Reock concurred, describing a Perforce customer that uses Kafka to stream data from relational databases running on IBM’s i midrange computing platform to the cloud. “Our company’s been helping IBM’s i folks for a while just throw Kafka up into the PASE layer of their IBM i [systems] and then easily couple … DB2 work queues … right from [System i] to [relevant] Kafka topics and then out into cloud analytics,” he told Kavanagh. “That’s a big deal. To be able to get that data in real-time out of these [systems] that are turning around and collecting the data from … [sensors on the] factory floor.”
The uncomfortable irony, Reock concluded, is that the days of the venerable ESB may, in fact, be numbered. “I think that the ESB pattern is still valuable for businesses that are highly acquisitive or that are federating a lot of … new systems or dealing with a lot of heterogeneous endpoints,” he allowed.
“If you look at what’s happening with like, say, the API gateway space combined with like the service mesh space – that I think is what you’re seeing replace the traditional SOA or ESB integration layer,” Reock argued. “So API-to-API [connectivity] with choreography, not orchestration…. [so that] service endpoints can let each other know where to go and where to find other resources, rather than pulling from something central. So I would say service mesh with API-to-API is what’s slowly replacing ESB.”
[i] For example, Teradata introduced its first “active data warehousing” (ADW) systems in ~2005. At the time, Teradata marketed ADW as a premium, high-end offering. Even prior to this, TIBCO and the former WebMethods (since acquired by Software AG) marketed premium enterprise application integration (EAI) software and connectors designed to support real-time use cases. Data integration vendors Ab Initio, the former Ascential Software, Informatica, and SAS Institute, among others, also marketed premium real-time-branded products.

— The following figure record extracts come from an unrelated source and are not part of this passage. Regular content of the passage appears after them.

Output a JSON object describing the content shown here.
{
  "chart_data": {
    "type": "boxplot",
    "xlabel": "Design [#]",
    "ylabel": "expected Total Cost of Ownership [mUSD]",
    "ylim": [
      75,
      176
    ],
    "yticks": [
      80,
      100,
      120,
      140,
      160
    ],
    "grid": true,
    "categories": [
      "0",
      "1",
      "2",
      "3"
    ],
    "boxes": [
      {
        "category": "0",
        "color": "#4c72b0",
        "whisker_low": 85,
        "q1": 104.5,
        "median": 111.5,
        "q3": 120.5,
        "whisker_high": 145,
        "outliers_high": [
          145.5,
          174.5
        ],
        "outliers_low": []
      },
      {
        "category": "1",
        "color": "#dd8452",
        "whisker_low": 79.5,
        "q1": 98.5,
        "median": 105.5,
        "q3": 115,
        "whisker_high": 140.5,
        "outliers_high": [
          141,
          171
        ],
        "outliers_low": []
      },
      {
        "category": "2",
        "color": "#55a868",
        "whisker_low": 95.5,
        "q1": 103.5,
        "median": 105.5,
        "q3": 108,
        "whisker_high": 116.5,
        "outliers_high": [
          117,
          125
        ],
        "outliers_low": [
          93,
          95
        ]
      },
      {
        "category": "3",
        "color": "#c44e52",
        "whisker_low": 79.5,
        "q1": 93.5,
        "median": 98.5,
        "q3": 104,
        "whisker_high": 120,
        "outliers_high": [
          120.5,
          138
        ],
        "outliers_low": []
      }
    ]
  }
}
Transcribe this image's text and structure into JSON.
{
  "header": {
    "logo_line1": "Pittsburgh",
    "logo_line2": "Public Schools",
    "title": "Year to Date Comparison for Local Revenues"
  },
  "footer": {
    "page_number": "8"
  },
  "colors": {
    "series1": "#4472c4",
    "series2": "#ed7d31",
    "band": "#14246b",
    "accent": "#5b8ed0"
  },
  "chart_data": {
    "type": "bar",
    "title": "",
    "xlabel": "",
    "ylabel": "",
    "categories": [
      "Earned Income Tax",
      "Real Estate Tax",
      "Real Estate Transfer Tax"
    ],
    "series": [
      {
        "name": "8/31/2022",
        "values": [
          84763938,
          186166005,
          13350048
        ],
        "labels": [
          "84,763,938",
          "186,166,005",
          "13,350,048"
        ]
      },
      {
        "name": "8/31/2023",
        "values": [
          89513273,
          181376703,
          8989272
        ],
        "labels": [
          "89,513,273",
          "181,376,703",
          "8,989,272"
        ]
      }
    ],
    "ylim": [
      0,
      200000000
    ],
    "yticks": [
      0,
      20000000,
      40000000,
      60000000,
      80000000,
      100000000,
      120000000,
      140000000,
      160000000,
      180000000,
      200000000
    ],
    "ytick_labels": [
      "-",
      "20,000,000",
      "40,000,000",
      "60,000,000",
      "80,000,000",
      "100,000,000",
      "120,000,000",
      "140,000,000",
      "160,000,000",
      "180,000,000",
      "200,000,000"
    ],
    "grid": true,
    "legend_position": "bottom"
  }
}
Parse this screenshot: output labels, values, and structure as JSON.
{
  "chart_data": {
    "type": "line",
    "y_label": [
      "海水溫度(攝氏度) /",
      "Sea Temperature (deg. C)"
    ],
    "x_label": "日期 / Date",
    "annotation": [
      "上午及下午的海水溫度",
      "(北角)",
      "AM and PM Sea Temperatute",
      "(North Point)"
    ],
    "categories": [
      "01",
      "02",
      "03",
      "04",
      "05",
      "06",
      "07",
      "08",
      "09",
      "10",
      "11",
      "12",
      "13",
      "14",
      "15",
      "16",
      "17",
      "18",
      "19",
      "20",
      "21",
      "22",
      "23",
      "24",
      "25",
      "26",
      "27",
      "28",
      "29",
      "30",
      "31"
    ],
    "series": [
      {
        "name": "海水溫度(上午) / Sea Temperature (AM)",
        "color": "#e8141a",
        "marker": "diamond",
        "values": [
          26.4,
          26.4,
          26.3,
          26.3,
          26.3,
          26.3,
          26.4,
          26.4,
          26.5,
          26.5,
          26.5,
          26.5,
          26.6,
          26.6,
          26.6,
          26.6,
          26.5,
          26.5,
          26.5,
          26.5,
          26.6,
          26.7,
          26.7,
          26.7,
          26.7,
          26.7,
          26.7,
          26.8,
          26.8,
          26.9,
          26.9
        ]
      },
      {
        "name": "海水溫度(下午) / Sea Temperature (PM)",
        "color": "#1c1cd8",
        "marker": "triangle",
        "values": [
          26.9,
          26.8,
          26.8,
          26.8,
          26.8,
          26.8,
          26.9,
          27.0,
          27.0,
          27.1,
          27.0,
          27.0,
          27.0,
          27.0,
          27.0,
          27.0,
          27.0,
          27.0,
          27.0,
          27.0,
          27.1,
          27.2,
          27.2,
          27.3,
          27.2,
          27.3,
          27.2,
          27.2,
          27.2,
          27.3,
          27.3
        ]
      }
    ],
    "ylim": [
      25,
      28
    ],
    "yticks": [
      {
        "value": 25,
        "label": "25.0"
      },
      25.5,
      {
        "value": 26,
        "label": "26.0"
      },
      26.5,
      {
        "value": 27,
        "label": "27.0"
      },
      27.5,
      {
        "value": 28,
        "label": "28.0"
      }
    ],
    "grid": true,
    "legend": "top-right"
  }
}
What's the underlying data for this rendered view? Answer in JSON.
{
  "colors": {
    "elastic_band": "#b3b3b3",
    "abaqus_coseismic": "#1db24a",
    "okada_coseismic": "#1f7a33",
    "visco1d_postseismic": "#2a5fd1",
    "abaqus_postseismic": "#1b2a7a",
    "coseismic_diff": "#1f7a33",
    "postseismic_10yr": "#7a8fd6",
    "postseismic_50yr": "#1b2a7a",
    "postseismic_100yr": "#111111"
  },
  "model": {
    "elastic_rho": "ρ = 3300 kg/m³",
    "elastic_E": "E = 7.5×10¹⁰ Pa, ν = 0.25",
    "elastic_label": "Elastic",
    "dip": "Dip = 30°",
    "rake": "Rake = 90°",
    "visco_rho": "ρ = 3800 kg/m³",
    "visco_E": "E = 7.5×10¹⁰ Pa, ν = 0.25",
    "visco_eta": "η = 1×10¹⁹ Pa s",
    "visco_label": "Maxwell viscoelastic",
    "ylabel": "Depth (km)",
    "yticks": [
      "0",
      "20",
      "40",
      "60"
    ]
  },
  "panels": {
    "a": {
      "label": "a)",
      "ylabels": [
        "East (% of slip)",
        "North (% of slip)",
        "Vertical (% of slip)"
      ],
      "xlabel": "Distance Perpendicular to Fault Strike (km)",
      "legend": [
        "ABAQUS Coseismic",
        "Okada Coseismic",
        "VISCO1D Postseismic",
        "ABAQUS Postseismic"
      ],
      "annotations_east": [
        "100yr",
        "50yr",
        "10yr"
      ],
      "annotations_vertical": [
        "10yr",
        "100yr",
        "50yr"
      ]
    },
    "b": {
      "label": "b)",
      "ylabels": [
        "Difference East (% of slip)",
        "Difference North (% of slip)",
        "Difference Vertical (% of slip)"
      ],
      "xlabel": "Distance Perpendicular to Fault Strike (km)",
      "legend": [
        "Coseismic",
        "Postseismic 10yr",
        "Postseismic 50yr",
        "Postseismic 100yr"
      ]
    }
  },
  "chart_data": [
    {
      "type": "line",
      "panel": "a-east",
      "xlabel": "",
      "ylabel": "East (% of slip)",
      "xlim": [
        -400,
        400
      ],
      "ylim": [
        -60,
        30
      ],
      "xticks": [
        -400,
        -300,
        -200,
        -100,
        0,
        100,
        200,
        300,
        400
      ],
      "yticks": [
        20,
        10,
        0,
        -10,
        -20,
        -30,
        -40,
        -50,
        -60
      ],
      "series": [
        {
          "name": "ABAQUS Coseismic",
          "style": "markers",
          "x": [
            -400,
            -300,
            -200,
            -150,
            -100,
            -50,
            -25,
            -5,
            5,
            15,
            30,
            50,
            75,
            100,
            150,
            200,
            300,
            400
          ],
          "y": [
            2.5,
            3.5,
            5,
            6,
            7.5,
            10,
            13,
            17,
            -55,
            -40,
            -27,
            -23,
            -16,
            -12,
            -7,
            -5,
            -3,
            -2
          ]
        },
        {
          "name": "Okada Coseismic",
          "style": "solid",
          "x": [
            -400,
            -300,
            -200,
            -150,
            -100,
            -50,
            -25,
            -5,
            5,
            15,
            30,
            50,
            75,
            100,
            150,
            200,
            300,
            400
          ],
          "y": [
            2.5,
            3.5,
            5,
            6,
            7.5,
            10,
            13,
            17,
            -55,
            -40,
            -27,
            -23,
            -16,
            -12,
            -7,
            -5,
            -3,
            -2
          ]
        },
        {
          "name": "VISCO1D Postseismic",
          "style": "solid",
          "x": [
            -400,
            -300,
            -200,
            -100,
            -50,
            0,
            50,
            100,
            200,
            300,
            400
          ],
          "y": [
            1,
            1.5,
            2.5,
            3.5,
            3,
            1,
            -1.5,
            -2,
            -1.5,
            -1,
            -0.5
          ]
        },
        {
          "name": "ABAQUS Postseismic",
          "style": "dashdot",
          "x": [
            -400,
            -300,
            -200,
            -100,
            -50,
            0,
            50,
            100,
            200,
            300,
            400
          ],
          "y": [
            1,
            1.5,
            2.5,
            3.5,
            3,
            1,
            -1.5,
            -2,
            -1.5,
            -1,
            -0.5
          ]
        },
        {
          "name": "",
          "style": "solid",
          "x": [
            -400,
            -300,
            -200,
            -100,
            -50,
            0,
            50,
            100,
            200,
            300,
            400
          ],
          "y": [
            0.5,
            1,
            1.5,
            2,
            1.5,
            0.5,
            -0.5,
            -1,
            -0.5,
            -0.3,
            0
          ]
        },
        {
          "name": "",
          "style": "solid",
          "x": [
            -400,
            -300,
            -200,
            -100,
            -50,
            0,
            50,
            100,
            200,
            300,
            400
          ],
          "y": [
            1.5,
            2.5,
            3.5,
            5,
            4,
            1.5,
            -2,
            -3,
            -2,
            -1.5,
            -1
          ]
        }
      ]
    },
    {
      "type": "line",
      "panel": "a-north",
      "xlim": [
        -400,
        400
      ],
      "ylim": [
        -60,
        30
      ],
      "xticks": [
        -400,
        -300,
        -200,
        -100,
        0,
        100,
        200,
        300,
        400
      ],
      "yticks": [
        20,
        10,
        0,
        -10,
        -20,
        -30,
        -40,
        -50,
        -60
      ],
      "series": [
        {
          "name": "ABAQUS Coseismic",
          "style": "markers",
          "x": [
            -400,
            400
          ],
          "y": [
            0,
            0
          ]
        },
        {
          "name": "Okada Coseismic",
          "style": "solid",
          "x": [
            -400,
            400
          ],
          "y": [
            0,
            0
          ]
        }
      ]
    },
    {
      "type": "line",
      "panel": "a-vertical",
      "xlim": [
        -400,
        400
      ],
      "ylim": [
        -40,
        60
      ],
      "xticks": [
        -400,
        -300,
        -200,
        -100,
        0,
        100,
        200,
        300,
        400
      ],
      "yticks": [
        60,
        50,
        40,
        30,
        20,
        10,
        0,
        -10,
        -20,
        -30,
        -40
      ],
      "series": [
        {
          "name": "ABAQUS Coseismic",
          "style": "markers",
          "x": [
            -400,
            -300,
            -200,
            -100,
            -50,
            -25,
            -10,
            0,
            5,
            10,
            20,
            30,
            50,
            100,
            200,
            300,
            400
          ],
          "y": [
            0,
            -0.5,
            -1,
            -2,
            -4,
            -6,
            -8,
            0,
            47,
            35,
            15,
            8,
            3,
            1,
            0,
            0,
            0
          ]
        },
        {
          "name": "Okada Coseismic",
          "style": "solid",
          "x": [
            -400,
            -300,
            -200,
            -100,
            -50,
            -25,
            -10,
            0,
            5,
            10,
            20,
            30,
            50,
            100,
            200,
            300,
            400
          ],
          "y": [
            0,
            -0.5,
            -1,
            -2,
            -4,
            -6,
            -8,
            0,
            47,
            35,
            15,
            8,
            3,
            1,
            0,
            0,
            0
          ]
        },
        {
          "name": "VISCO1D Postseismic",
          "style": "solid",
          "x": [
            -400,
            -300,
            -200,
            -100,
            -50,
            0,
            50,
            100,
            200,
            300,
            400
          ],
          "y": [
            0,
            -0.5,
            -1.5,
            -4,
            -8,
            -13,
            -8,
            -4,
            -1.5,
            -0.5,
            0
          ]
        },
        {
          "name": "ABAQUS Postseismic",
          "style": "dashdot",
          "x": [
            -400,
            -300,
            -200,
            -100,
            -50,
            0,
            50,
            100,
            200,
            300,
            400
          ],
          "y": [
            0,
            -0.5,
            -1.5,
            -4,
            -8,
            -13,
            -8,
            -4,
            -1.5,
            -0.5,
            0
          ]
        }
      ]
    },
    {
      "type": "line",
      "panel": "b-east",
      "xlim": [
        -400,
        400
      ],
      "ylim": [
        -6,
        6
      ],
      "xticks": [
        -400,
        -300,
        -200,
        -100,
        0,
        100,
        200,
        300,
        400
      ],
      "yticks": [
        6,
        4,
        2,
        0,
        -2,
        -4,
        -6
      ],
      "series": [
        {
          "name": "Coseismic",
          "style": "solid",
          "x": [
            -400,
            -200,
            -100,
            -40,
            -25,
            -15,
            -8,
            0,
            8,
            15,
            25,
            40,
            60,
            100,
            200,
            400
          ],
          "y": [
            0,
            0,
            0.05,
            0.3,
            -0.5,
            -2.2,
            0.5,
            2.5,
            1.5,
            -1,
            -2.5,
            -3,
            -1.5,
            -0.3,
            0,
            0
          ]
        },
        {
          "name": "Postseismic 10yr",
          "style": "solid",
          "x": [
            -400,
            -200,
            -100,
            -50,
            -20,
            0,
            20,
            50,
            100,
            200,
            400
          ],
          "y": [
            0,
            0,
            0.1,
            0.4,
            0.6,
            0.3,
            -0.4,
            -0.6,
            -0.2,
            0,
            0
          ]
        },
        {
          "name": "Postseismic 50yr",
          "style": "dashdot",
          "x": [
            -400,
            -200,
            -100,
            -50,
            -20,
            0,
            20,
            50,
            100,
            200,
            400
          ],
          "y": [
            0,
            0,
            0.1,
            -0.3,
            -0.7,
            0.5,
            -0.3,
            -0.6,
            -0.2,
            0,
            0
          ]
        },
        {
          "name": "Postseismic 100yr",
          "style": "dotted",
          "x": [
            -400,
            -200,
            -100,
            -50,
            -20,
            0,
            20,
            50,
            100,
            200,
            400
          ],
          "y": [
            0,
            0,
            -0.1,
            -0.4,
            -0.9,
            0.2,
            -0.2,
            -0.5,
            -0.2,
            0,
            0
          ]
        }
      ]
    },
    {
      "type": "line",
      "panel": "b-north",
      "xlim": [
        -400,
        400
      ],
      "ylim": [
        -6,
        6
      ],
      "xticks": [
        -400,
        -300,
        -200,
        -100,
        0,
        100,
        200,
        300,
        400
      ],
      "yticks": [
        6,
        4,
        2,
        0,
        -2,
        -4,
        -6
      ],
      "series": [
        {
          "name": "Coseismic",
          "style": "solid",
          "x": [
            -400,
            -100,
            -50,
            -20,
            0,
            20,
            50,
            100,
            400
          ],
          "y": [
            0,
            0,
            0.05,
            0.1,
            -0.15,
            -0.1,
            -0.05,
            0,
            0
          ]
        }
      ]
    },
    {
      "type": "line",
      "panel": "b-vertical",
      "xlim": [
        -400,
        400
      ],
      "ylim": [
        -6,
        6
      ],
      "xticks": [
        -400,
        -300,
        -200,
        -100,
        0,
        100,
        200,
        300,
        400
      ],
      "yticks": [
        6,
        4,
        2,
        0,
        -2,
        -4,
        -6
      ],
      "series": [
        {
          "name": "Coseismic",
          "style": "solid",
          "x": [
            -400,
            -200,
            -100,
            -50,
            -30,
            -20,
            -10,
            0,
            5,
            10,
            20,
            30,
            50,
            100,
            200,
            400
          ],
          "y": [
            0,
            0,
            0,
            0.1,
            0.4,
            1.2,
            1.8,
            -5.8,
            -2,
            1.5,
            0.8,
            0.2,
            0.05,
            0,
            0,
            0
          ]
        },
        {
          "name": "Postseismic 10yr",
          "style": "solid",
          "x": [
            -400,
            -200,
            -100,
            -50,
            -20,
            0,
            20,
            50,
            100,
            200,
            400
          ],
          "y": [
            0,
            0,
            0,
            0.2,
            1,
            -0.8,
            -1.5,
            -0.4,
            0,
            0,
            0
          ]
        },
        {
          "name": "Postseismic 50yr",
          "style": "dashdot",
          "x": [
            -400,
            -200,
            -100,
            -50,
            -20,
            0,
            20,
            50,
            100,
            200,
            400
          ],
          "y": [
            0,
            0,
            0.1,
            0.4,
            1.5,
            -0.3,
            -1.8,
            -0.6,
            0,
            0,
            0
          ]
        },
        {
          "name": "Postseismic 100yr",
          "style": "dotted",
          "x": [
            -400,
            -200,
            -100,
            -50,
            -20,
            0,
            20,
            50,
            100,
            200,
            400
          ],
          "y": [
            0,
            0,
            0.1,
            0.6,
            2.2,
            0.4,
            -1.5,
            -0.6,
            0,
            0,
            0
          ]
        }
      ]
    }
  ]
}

[ii] It’s worth noting that many of the most prolific committers to Apache Kafka work for a single commercial vendor, Confluent Inc., that provides Kafka-related services and support. So while Kafka is nominally a “free” open source technology, the reality is that many, perhaps most, large production users tend to partner with Confluent (or with other technology providers) to obtain complementary software, services, and support.